Division of Marital Assets in Divorce

Mediation[1]

When getting a divorce, one of the two man decisions for a couple to make involves financial issues, including dividing assets/liabilities.  (The other main issue addresses parenting, if there are children of the marriage.) 

One question to ask when dividing assets is: what exactly is a marital asset?   There may be different definitions in various states, but probably most definitions would be that a marital asset is something that has been accumulated during the marriage, barring a gift or inheritance.  In New YorkState, it does not matter whose name the asset is in, it is marital.  In community property states, or other states perhaps, marital assets may not be treated in the same way when making a decision on the division. 

These marital assets may include the marital residence, retirement benefits, vehicles, savings, checking, brokerage accounts, household items, insurance cash value, intellectual property, businesses, and, in New York, professional licenses and practices. 

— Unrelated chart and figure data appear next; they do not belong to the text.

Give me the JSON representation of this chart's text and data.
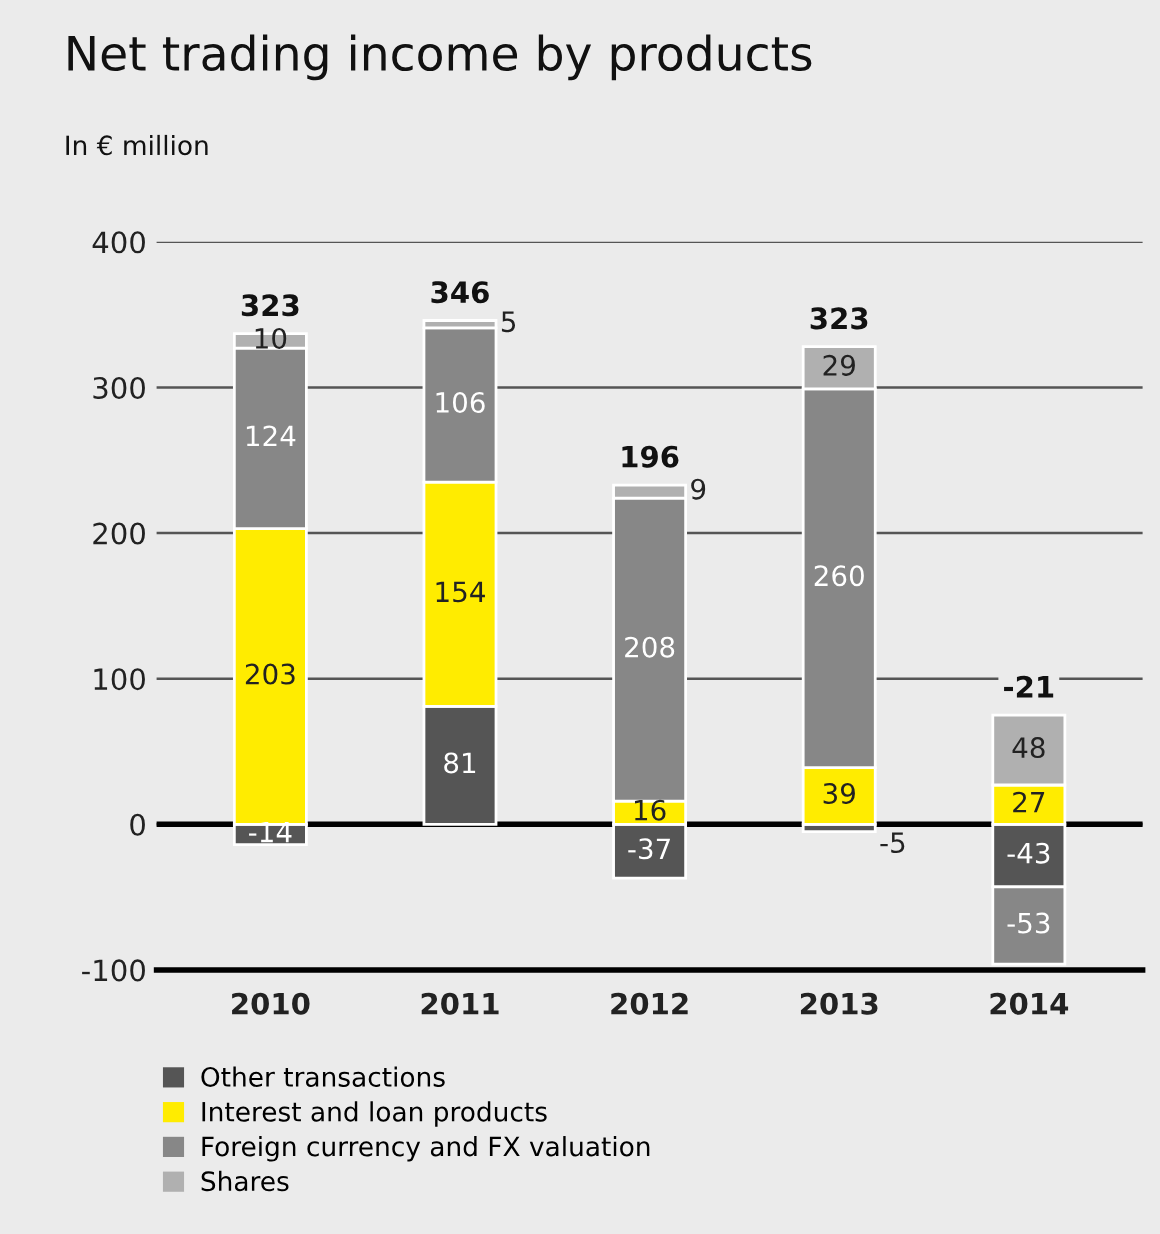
{
  "chart_data": {
    "type": "bar",
    "title": "Net trading income by products",
    "subtitle": "In € million",
    "categories": [
      "2010",
      "2011",
      "2012",
      "2013",
      "2014"
    ],
    "series": [
      {
        "name": "Other transactions",
        "color": "#555555",
        "values": [
          -14,
          81,
          -37,
          -5,
          -43
        ]
      },
      {
        "name": "Interest and loan products",
        "color": "#ffec00",
        "values": [
          203,
          154,
          16,
          39,
          27
        ]
      },
      {
        "name": "Foreign currency and FX valuation",
        "color": "#878787",
        "values": [
          124,
          106,
          208,
          260,
          -53
        ]
      },
      {
        "name": "Shares",
        "color": "#b0b0b0",
        "values": [
          10,
          5,
          9,
          29,
          48
        ]
      }
    ],
    "stacked": true,
    "data_labels": true,
    "totals": [
      "323",
      "346",
      "196",
      "323",
      "-21"
    ],
    "ylim": [
      -100,
      400
    ],
    "yticks": [
      -100,
      0,
      100,
      200,
      300,
      400
    ],
    "grid": "y",
    "legend": "bottom"
  }
}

Each state has guidelines for couples to help them in splitting their marital property.   In New York, the guidelines provide for an “equitable” distribution, but not necessarily an equal one. 

Since financial disclosure is necessary, documentation for the stated value of each asset should be provided before any decision is made – bank statements, retirement benefits statements, brokerage statements, house market value, pension evaluations, business evaluations, etc.

Each individual asset does not have to be divided in half.   An amusing example would be, in the case of a car:  “you get the front half and I get the back half” of the car.   An extreme example was found in the movie, The War of the Roses, where the Roses drew a line down the middle of their house, and each lived in half.    Instead, all assets and liabilities can be put into one pot and individual assets and liabilities assigned to each party.    A simple net worth statement of assets and liabilities would easily show if the division is an equal division, or, more importantly, an equitable division in the eyes of the parties.   The net worth is obtained by subtracting the total of his/her liabilities from the total value of his/her assets, the result being the dollar net worth to each party.   Is the parties’ intent to have this come out relatively equally or is “close enough good enough”?